ReplyDeleteThank you for the note....ancient texts translated for this period are very rare....would be curious as to what was written in Urdu and other languages of the region....even the unwritten, oral histories would be quite interesting.....
DeleteWe have started a tour of these areas for Buddhist please search oogle for Travel & Culture Services to find these tours.
ReplyDeleteThank you all for giving us this detailed information on the sacred Ancient Buddhist sites in Swat valley, this place has great tourist potential, specially the Tibetan Buddhist because it has a significant importance of Padmasambhava’s birth place. I love to visit sooner when this Pandemic gets vanished.
ReplyDeleteTashidelek la my name is mingma do you know where is Danakosha lake?
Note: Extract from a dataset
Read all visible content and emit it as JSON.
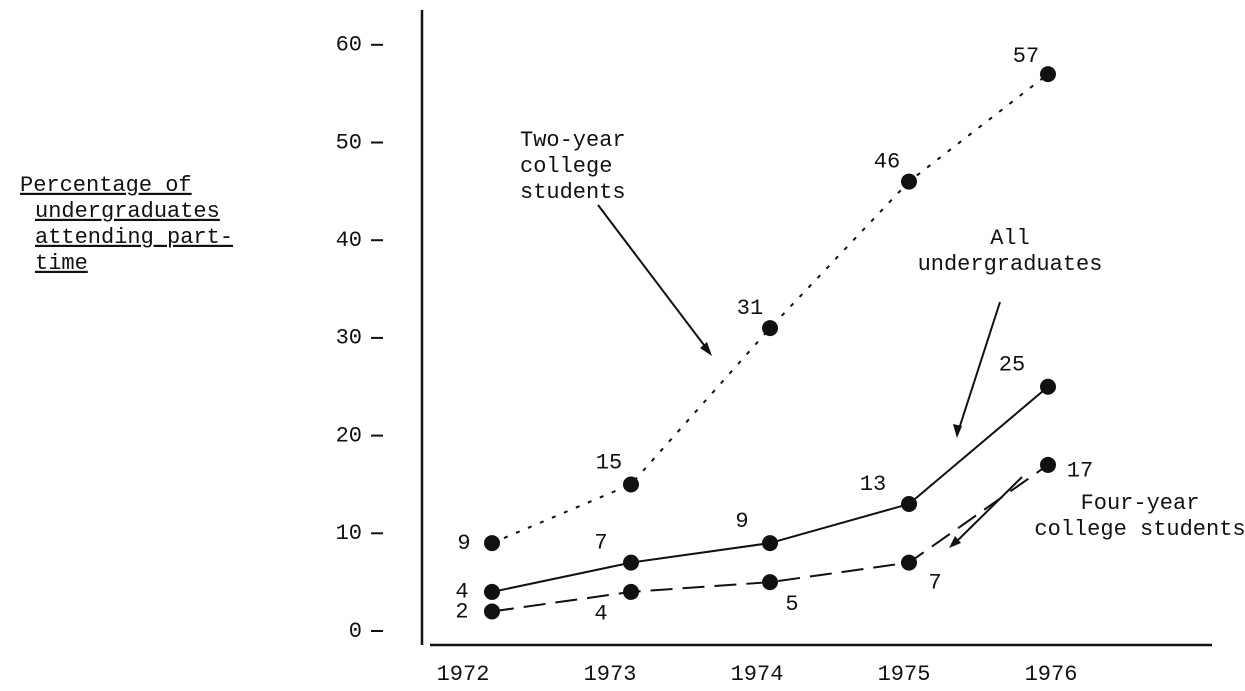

Deletehttps://blogs.loc.gov/international-collections/2019/07/2000-year-old-buddhist-scroll-from-ancient-gandhara-digitized-by-library-of-congress/
ReplyDeleteIn late 2003, the Library of Congress acquired a scroll written about two thousand years ago in Gandhara, an ancient Buddhist region located in what is today the northern border areas of Afghanistan and Pakistan. This birch bark scroll, or the “Gandhara scroll” as it is known around the Library of Congress, is one of the world’s oldest Buddhist manuscripts. Radiocarbon dating places its creation roughly between the first century BCE and first century CE, and consequently, it provides an outstanding specimen of the newly rediscovered Buddhist literature in the Gandhari language.
There are only a couple of hundred Gandharan manuscripts currently known to scholars worldwide. These manuscripts are not only the oldest of any Buddhist tradition, but they are also the oldest manuscripts from the broader South Asian region in existence. The study of this literature gives great insight into the early history and development of Buddhism. ... The scroll is written in Gandhari, a derivative of the classical Indian language Sanskrit in the Indo-Aryan branch of languages. Its script is Kharoshthi, which is thought have its origins in Aramaic. Kharoshthi reads from top to bottom and right to left, and this latter point differentiates it from Brahmi and other Indic scripts.
With regard to its content, the Library’s Gandhara scroll has been called the Bahubuddha Sutra, or “The Many Buddhas Sutra,” in the scholarship of the University of Washington’s Dr. Richard Salomon, one of the world’s leading experts on Gandharan Buddhism and the Gandhari language. Dr. Salomon explains that the likely identification of this scroll as the Bahubuddha Sutra stems from its similarity to a Sanskrit text of the same name found in the much larger Mahavastu, or “Great Story,” a biography of the Buddha and his past lives. Locating a very early attestation of the Bahubuddha Sutra in the Gandhari language thus sheds new light on the formative period of Buddhist literature. And this scroll—possibly as old as the first century BCE—brings us remarkably close, historically speaking, to the Buddha’s lifetime around the 6th and 5th century BCE.